One issue that Prime Minister Kamla Persad-Bissessar would have to address as soon as he gets back to her desk in Port of Spain in growing discontent among public service workers for higher pay.
The President of the Public Services Association (PSA) has asked the association's members to begin a “quiet riot” Monday to lobby for higher wages.
Watson Duke told local media the action has become necessary because the country's Chief Personnel Officer (CPO) has failed to respond to the PSA proposals that were sent more than a month ago.
As a result Duke is asking PSA members to resume their daily lunchtime walk around the Financial Towers in Port-of-Spain.
They took similar action to protest the Manning administration's plans to create a new Trinidad and Tobago Revenue Authority. The new government scrapped that plan. Duke told reporters the protest is a "polite" reminder to the new government of what PSA members need. He explained that there will be no rowdy placard-bearing marches.

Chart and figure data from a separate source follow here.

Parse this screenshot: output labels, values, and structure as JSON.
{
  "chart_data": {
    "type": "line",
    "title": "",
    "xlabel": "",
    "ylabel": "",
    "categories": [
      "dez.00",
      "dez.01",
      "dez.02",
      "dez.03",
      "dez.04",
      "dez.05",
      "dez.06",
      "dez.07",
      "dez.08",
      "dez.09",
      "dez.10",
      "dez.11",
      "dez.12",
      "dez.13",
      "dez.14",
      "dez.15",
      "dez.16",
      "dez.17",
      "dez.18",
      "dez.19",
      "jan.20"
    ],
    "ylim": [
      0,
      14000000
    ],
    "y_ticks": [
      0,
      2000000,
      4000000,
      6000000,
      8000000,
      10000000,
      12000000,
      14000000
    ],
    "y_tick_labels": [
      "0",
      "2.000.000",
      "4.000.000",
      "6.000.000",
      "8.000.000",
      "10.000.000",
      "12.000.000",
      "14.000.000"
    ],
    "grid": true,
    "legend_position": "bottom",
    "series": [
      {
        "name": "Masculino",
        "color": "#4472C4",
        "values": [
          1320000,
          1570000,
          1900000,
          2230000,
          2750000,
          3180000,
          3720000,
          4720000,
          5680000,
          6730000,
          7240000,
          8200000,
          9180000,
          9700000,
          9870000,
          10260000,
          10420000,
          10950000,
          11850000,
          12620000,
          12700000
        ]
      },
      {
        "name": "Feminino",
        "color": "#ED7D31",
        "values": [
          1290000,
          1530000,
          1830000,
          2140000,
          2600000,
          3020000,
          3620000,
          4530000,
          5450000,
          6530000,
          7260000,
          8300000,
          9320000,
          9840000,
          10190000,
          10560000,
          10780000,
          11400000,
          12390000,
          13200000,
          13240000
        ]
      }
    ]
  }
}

One of his concerns that contract workers are paid more than permanent workers. He wants then government to stop that. “How can a clerical officer on contract earn $6,000, while a permanent clerk gets $3,700. A computer technician is paid by the Service Commission, $8,000 while the hired contractor is paid $16,000, a director is paid $15,000 while a director employed side by side over $22,000.
"The billions they spend on contract workers, let them spend it on us,” he told the Newsday newspaper.
Duke has instructed all public officers to use Budget Day as an occasion to demonstrate their concerns. “Let us get around the Red House and make a lap, let us send a strong signal that you are not comfortable until your needs are taken into account...
"Each of you who have families with children under 18 must be covered by a health plan and the death benefit which is $20,000 right now, must be improved. It must ensure that families would not lose their financial footing when they lose someone, so the benefit should be $100,000,” he said.